Introduction to The Debra Ann Experience

Hi, everyone! My name is Wa Agya “Kelly” IyIMeeMe, and I am an alien boy living on the world Acca. Acca is one of many life-bearing worlds of the Senuv Galaxy many trillions of light years from the Milky Way Galaxy where I used to live as a Human on the planet Earth.

The Senuv Galaxy is a barred galaxy with many blue, yellow, green, and white suns and lots of quasars, thus giving the galaxy a green-blue appearance when seen from space. In one of the arms of this galaxy resides Acca, a

(can I please have feedback on this? This is the prologue. Thanks.)
 


Posted by nitewriter (Member # 3214) on :
 
You might consdier skipping the "hi everyone" at the beginning -just go right into the prologue. Is this a story for kids? I got that impression but just not sure. Also - the color of the suns you mention = I've never heard of a green sun, was this intentional or oversight? What is a "barred" galaxy? (spiral galaxy?)

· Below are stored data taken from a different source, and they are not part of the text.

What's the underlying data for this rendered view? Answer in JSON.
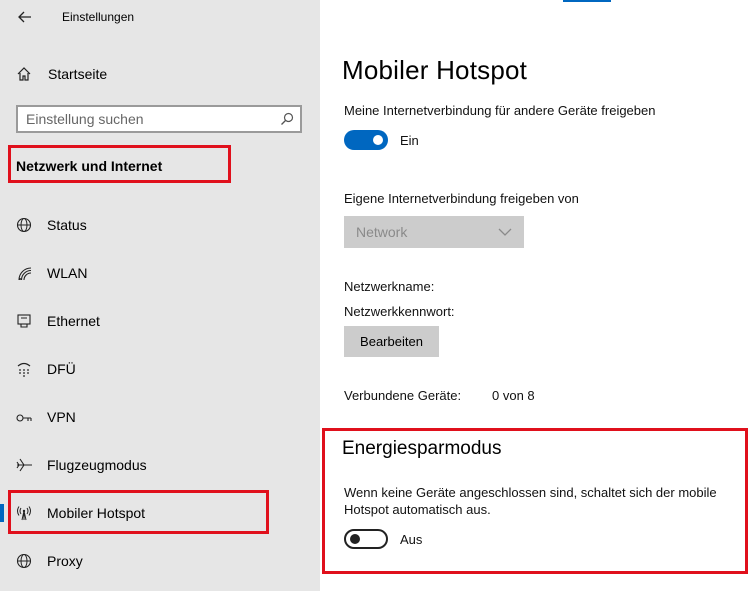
{
  "window": {
    "title": "Einstellungen"
  },
  "sidebar": {
    "home_label": "Startseite",
    "search_placeholder": "Einstellung suchen",
    "section_heading": "Netzwerk und Internet",
    "items": [
      {
        "label": "Status",
        "icon": "globe-icon"
      },
      {
        "label": "WLAN",
        "icon": "wifi-icon"
      },
      {
        "label": "Ethernet",
        "icon": "ethernet-icon"
      },
      {
        "label": "DFÜ",
        "icon": "dialup-icon"
      },
      {
        "label": "VPN",
        "icon": "vpn-icon"
      },
      {
        "label": "Flugzeugmodus",
        "icon": "airplane-icon"
      },
      {
        "label": "Mobiler Hotspot",
        "icon": "hotspot-icon",
        "selected": true
      },
      {
        "label": "Proxy",
        "icon": "globe-icon"
      }
    ]
  },
  "main": {
    "title": "Mobiler Hotspot",
    "share_label": "Meine Internetverbindung für andere Geräte freigeben",
    "share_toggle": {
      "state": "on",
      "label": "Ein"
    },
    "share_from_label": "Eigene Internetverbindung freigeben von",
    "share_from_value": "Network",
    "network_name_label": "Netzwerkname:",
    "network_password_label": "Netzwerkkennwort:",
    "edit_button": "Bearbeiten",
    "connected_devices_label": "Verbundene Geräte:",
    "connected_devices_value": "0 von 8",
    "power_saving": {
      "title": "Energiesparmodus",
      "description_line1": "Wenn keine Geräte angeschlossen sind, schaltet sich der mobile",
      "description_line2": "Hotspot automatisch aus.",
      "toggle": {
        "state": "off",
        "label": "Aus"
      }
    }
  },
  "colors": {
    "accent": "#0067c0",
    "highlight_box": "#e0101c",
    "sidebar_bg": "#e6e6e6"
  }
}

[This message has been edited by nitewriter (edited May 23, 2007).]

[This message has been edited by nitewriter (edited May 23, 2007).]
 


Posted by KellySt (Member # 5505) on :
 
The Debra Ann Experience is a series of fiction stories about the life of a disturbed child named Debra Ann Smithson ranging from Debbie's birth to mid-40's, and it is intended for parents, teachers, psychiatrists, etc. who might come into contact with a person such as Debra Ann. The green suns are intentional, and the Senuv galaxy can be called a spiral galaxy. Wa Agya IyIMeeMe is a young male student who is enrolled in "Abnormal Psychology of the Human Being 101" a class at the Academy of Science. If you would like to read the whole first part of the series (it runs at about 30 single-spaced pages when printed on both sides of the paper), I can email it to you. But if I do this, will I lose my electronic rights? Please reply. Thank you very much.
 
Posted by Kathleen Dalton Woodbury (Member # 59) on :
 
If you email a story to someone, that's like sending them a letter, neither email or letter-writing is considered publishing.

You use up your electronic rights when you publish your story electronically, and one of the ways to publish a story electronically is to post the whole thing on a website.

So if someone here asks you to email your story to them, you can do that without worrying about using up your electronic publication rights.

Don't send it unless they ask you to, though.